The bluesy "You Don’t Love Me Like You Used To" featured Kanene’s soulful vocals.  The song was dedicated to her father, who was born in Somerville on April 20.  William’s briefly mentioned the band’s support for Boston at which point Brian then followed with the hymnal like "Watch Over Us". 

The pace picked back up with "The One You Should Have Let Go" another rocker which had the band and crowd peaking at the same moment.  Set closer, "Teach Me To Know" ended with the band standing on the monitors directing the adoring crowd in a sing along.  Between the material and the musicianship there is no doubt that the Lone Bellow will be at the arena level in short order. Their live show removes some of the record’s Nashville slick, production varnish which allows the music’s roots and influences to shine through- in part its almost like attending a good ol’ Southern Revival.

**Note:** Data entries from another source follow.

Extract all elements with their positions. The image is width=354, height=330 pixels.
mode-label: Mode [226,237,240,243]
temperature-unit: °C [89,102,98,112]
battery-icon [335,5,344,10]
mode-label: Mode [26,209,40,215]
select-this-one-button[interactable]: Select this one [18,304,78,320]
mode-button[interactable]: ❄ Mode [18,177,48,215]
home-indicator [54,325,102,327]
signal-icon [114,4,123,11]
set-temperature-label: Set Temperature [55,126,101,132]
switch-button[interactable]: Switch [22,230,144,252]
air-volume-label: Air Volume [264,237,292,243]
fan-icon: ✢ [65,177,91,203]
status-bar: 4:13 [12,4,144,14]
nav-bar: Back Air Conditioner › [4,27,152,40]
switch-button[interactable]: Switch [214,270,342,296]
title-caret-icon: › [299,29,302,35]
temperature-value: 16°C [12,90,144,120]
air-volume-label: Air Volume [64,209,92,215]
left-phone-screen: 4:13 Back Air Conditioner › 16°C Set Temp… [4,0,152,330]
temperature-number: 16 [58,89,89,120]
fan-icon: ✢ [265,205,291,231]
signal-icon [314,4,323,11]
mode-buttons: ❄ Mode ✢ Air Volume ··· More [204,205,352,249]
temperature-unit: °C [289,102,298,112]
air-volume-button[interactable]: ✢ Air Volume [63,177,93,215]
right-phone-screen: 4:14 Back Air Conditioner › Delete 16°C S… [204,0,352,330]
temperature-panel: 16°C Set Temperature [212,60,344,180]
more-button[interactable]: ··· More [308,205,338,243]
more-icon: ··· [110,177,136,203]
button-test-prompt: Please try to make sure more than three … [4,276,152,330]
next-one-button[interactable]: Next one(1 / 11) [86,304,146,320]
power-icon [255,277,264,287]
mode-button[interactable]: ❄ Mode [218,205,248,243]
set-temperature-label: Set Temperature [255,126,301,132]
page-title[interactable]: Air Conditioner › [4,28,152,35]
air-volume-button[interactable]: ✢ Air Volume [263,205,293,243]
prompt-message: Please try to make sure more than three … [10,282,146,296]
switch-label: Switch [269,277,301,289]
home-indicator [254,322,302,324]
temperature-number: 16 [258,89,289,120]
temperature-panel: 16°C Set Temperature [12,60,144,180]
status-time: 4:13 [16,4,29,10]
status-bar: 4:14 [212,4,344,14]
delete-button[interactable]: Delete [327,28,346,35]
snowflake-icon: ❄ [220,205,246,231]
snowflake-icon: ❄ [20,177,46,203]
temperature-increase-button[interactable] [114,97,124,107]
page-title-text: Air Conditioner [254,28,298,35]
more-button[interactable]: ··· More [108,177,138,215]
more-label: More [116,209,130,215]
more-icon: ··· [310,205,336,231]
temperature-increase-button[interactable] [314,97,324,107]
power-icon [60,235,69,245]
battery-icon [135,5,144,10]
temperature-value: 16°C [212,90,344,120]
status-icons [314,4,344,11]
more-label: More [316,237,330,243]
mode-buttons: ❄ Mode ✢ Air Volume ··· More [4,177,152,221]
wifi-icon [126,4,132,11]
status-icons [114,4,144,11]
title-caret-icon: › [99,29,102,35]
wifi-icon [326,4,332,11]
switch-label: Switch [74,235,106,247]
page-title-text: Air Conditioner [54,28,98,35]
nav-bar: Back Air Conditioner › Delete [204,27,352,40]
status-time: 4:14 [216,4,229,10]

In honor of National Record Store Day, The Lone Bellow did a four-song acoustic in-store performance at the Faneuil Hall Newbury Comics.  The event was well attended by about fifty people. Half way through the first song every customer in the store was captivated.  Despite being overdue for sound check band members Zach Williams (guitar, vocals) Brian Elmquist (guitar, vocals) and Kanene Doheney Pipkin (mandolin, vocals) were kind enough to answer a few questions.  

How did the Lone Bellow get started?

Zach:  Me and Brian are old, old buddies.  I had a little life transition thing and wrote some sad songs about it.  I needed some safe haven for the songs.  Brian and I grew up in the South listening to Country music.  I stopped by a diner in New York where Brian was working.  I asked if he was interested in work shopping the songs.   The next morning at 9 AM we had a rehearsal with an eight-piece band.

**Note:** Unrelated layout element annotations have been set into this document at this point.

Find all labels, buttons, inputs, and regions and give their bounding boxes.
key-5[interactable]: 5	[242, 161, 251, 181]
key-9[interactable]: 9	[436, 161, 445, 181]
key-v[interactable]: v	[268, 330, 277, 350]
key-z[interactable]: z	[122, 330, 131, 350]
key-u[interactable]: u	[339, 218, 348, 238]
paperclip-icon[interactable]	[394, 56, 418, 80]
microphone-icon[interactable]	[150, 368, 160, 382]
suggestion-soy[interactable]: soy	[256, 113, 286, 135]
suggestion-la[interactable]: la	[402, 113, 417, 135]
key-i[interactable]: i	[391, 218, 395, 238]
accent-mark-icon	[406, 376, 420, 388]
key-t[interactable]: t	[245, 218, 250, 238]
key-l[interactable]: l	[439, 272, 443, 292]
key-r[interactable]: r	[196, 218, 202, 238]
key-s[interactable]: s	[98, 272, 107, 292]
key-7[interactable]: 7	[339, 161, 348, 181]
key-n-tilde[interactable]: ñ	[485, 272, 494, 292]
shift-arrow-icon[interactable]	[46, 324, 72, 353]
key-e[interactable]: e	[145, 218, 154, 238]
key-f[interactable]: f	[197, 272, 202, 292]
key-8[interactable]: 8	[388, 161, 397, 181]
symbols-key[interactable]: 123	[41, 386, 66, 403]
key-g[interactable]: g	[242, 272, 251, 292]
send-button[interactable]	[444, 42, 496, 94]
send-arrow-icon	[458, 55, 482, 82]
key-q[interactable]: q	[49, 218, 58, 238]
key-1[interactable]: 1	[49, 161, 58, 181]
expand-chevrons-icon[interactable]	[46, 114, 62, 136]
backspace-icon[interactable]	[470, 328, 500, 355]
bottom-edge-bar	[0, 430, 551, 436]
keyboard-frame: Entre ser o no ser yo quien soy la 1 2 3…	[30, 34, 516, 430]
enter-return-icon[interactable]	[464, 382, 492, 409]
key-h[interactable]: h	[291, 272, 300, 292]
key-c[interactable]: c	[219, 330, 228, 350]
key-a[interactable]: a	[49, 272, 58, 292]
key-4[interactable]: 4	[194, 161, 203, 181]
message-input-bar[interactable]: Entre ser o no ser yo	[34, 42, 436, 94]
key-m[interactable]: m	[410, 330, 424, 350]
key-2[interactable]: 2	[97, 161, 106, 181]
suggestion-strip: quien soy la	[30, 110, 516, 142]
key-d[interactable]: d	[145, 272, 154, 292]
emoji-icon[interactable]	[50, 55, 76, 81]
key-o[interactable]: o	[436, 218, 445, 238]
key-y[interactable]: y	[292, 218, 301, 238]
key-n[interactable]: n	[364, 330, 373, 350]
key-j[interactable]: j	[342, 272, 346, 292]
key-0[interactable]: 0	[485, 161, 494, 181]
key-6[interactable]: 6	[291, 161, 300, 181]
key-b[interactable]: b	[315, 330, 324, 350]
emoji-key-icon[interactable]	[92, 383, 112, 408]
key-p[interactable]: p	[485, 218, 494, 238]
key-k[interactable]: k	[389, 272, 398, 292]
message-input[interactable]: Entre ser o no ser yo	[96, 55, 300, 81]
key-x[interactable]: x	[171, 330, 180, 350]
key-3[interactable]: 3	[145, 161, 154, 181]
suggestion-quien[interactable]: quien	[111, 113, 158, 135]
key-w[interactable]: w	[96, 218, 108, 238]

Where does the name come from?

Zach:  First it was Zach Williams and the Bellow.  I didn’t think that reflected our values of making music together.  So I took my name out.  The Lone Bellow is a stand-alone feeling for us, that’s how we got to it. 

Are you surprised at the overwhelming positive response?

Zach:  We’re floored.  The feeling of other human beings want to hear your songs it’s really overwhelming.

Has this project been an accidental success?

Zach:  Yeah, this started off as a Kickstarter project, we made the record in New York over 2 and a half years ago.  We wanted to do our best to steward the music.  It took two and a half years to find the people who care about the music as much as we did.  

Musically the album covers a lot of ground from 20’s vamp to country to Americana where does the diversity come from?

Brian:  We just played what came natural.  We weren’t looking for a particular sound.  We were just trying to capture what we were doing live.

Kanene:  I think we all have pretty eclectic music backgrounds and that comes out in the writing.  We all grew up in the South listening to country but also R & B and Motown what was on the radio at that time,  Brian and I sang in choirs.